Sunday, January 14, 2007

 

Fish supper soup

Various culinery events to report. Excellent toad in the hole on Thursday. Just the right balance between crisp and soggy. Sausages not so great but that does not matter in this context. Method of construction unknown as down to BH. On Friday decided it was time to try the small fish van which lives outside the baker on that day. Turned the pound and a half of haddock into a sort of fish soup - aka chowder although the method was not much like any chowder in the Boston cook book which has plenty. Lightly poach fish in water. Remove, flake and set aside. Boil potatoes in fish water, topped up a bit. Fry some onions in butter. Five minutes to the off add slivered white cabbage to the potatoes. Then the onions, then the fish. Four litres left enough to have a bowl for breakfast and the only e-number was the salt in the fish. (Odd that fish doesn't taste salty considering the amount of salt that it lives in). Yesterday was the first outing for lentil soup since Christmas Eve. Now down to the last pound of red lentils in the larder. Must talk to the shopper. Poached smoked haddock from van man for breakfast. Good fat peice which did not go soggy round the edges: haddock is supposed to be firm. Not bad at all.

All seven posts now sunk, and the childhood rule of two thirds up one third down has been maintained - which means holes of around 2 foot 6 deep. The first two have dried out a bit and are getting to be reasonably firm. Surprising how much the ground varies from hole to hole. The first two were sodden, the last five dry. The penultimate was stony - with flints, which I thought grew in chalk. Perhaps the thin overlay of clay (only a few feet think in places - chalk comes to the surface in places on the common, only a few hundred yards away) stirred the underlying chalk up a bit. Don't think the hole making contraptions I did not buy would have dealt with stones. One would have still needed the spade to fetch them out. And the clay varied a bit. There seemed to be a pale yellow sort and a grey sort, this last only occuring in patches.

And while this has been going on an allotment trusty told me that a common trusty had assured him that the deer can jump the six foot fence. So there really is not much to be done on that front. Private enterprise rules. The hope is that they will not jump into a small fruit enclosure because they might have trouble getting out again. We shall see.

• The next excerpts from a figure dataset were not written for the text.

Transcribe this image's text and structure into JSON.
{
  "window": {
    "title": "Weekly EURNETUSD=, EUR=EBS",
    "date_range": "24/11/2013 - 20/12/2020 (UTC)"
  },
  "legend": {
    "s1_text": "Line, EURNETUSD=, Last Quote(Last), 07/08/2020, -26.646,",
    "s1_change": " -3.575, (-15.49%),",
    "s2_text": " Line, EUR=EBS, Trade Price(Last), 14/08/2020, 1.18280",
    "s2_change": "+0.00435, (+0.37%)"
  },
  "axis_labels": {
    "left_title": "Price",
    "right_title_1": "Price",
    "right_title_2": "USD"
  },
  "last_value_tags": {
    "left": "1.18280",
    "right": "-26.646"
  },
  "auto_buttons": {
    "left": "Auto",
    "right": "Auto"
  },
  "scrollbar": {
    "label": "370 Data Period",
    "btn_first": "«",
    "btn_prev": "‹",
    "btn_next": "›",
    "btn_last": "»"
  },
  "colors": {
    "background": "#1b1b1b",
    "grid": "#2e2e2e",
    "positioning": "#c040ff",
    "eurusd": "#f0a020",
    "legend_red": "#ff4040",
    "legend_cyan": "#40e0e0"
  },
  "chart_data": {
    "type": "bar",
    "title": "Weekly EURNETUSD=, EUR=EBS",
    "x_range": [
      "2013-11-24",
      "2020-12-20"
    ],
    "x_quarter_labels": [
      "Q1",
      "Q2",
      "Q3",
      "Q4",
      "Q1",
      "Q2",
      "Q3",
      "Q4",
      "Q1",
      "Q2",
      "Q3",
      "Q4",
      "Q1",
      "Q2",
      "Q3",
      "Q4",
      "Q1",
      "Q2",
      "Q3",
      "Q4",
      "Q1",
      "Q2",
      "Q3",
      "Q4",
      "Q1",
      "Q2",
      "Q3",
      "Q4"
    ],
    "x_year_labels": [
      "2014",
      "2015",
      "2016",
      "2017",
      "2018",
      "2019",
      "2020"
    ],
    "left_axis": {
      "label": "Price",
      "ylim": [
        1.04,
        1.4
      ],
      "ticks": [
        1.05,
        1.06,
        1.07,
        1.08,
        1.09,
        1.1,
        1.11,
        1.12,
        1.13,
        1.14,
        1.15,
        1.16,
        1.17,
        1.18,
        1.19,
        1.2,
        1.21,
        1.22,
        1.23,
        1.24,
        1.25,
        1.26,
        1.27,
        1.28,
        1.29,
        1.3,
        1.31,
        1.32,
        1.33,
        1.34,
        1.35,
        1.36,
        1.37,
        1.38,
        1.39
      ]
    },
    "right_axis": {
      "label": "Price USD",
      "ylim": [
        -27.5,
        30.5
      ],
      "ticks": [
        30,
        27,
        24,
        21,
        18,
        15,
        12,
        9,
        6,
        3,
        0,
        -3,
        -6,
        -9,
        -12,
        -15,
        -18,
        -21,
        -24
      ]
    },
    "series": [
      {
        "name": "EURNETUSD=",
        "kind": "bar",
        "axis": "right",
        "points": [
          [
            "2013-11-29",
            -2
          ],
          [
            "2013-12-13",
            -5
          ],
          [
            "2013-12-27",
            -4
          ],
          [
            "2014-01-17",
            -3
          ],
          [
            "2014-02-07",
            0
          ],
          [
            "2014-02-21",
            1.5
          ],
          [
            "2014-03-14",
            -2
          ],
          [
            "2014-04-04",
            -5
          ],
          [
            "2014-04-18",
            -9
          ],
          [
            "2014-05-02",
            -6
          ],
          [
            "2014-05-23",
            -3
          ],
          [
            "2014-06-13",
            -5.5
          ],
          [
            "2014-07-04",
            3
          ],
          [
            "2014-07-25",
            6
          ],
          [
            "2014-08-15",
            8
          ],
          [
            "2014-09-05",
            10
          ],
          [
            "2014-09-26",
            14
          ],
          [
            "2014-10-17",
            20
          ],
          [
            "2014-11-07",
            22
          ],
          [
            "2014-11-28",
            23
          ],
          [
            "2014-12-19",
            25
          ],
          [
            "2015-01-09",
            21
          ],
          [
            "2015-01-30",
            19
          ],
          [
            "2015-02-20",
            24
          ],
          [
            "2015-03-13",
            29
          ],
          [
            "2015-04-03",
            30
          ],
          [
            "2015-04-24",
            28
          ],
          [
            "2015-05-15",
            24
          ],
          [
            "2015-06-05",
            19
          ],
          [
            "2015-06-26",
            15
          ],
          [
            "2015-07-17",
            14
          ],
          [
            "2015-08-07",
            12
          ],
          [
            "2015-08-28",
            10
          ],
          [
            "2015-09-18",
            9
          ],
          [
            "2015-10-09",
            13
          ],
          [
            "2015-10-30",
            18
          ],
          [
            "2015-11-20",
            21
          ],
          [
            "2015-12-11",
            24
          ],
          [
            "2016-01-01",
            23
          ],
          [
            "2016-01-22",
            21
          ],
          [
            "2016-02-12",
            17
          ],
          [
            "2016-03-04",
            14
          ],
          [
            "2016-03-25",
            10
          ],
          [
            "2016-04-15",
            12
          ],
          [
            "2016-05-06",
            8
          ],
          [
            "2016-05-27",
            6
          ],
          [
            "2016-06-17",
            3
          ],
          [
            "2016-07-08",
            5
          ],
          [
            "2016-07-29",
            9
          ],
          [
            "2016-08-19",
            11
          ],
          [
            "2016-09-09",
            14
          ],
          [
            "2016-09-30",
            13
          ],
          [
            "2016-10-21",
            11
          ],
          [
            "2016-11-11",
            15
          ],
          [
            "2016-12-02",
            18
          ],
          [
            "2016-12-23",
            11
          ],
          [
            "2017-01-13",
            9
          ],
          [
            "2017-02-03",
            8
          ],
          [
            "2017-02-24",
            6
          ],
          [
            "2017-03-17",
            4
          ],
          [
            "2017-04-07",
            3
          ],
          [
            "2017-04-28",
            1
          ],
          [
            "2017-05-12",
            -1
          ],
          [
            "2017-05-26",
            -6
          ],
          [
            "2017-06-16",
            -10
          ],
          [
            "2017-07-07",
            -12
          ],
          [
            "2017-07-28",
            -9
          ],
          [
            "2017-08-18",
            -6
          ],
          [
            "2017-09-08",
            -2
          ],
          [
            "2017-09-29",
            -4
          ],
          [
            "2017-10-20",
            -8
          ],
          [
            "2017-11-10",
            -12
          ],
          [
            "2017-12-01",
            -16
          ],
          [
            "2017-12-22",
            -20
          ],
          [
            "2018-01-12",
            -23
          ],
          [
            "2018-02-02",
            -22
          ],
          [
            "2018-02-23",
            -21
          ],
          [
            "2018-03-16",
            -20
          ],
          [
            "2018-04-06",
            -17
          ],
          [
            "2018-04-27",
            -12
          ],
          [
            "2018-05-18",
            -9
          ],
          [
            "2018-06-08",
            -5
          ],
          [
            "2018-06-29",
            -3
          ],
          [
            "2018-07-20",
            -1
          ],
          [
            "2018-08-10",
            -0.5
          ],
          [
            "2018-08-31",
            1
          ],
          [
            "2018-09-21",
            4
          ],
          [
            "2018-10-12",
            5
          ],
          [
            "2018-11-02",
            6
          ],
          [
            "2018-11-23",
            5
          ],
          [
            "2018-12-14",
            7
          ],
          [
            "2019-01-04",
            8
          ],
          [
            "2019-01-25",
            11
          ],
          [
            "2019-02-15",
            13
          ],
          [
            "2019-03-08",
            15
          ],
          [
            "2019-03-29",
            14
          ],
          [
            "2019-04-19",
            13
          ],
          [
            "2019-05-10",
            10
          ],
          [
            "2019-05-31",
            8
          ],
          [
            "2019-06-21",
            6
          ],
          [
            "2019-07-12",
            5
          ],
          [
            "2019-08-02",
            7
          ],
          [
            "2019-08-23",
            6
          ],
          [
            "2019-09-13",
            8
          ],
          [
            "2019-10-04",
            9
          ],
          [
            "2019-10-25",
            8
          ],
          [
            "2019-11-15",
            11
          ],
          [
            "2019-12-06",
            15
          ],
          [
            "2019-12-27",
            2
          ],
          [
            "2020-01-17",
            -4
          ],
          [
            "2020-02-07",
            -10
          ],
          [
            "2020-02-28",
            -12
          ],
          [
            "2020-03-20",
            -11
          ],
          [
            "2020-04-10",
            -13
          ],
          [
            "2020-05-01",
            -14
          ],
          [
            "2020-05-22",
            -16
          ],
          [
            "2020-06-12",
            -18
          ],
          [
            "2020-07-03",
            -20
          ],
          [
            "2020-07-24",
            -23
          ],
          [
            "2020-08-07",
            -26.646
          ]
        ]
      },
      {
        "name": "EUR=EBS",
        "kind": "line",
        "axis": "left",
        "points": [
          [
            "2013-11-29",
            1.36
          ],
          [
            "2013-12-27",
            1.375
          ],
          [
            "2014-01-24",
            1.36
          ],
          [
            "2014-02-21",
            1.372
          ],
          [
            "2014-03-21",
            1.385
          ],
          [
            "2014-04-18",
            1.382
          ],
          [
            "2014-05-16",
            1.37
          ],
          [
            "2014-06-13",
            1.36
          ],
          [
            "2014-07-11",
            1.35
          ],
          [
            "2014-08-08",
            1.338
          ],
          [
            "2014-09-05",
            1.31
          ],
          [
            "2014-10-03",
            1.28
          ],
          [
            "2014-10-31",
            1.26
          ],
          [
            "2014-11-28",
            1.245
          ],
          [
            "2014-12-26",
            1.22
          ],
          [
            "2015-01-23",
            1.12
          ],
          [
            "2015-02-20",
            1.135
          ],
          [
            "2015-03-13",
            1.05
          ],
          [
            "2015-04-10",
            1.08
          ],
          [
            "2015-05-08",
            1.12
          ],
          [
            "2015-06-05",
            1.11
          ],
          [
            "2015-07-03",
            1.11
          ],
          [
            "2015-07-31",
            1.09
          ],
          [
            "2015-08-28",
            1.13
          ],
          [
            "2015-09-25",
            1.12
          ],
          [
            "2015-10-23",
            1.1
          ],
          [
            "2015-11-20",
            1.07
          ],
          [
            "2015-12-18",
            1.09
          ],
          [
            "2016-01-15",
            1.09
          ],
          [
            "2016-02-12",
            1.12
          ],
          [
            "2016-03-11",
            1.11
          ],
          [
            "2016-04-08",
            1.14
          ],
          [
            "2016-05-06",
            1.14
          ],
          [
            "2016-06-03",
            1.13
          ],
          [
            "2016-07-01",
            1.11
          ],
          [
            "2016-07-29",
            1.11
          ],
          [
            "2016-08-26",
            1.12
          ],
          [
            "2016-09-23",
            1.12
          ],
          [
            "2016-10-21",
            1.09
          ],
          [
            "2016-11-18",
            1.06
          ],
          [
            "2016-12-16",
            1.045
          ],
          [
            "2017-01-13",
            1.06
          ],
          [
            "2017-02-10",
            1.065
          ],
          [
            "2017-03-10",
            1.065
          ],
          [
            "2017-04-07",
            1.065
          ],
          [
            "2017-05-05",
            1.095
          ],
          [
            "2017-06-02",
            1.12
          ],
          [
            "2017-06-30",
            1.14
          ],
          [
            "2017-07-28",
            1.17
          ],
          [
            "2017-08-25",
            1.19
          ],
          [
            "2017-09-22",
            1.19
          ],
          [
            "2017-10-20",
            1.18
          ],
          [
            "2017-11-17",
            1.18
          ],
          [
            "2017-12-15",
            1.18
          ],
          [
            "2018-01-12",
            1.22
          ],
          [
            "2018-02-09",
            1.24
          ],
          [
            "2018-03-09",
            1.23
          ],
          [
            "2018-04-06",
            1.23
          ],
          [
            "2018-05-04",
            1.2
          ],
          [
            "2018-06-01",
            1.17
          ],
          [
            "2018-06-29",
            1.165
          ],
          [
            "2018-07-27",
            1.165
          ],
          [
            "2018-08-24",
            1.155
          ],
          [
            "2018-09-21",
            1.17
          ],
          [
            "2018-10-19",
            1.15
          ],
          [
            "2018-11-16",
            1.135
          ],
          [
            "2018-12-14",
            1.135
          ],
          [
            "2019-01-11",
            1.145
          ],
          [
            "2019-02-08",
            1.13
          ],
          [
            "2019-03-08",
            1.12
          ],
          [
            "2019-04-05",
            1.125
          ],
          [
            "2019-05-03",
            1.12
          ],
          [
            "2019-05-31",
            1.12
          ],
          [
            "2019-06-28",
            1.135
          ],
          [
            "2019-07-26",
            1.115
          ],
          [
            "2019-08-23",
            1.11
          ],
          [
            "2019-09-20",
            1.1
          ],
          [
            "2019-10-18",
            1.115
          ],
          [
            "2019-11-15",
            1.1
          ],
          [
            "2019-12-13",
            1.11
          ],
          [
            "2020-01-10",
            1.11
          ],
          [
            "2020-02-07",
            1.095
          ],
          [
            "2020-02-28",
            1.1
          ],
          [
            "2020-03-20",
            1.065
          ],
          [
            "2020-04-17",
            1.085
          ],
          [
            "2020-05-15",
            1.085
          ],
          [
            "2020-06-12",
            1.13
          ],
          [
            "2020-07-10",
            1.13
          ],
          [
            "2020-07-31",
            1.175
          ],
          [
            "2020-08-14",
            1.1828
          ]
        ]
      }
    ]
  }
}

There is always the barbed wire option - a strand running along the top. This is said to be a pretty good deterrent. But the stuff is a swine to handle and comes in 200 metre rolls which is far more than I shall ever want. And I might get sued for the possible damage I might do to two legged trespassers.

Door to the enclosure also under construction. Still pondering on how exactly to hang it - thinking slowly drifting towards perfectly ordinary hinges, having pondered long and hard about various contrivances with large size staples.

Opinion of Kevin Spacey is climbing. Didn't like him in Richard 2 but have now seen some films of his which I thought good - kpax, the shipping news and I think one other. A welcome change from the usual fodder available to those who scruple to bung Mr Murdoch a few more quid. Maybe we will go and see the well reviewed moon for the misbegotten or whatever it is called at the Old Vic after all.

Two puzzles to close. First, how can a gang called sterling cycles do mail order cycles for £40 pounds a go out of Southend. Apparently they have been doing it for a while. Presumably they come from China. What sort of a bike do you get? In any event a lot less than what I paid for mine. Second, how can a town where football is not a big deal pay such a huge amount for a footballer who is just going over his hill? How will they get their money back? What is in it for him apart from the money - which he can hardly need very badly - the football being pretty poor compared with what he has been used to. Maybe it is all down the the mutton dressed as lamb.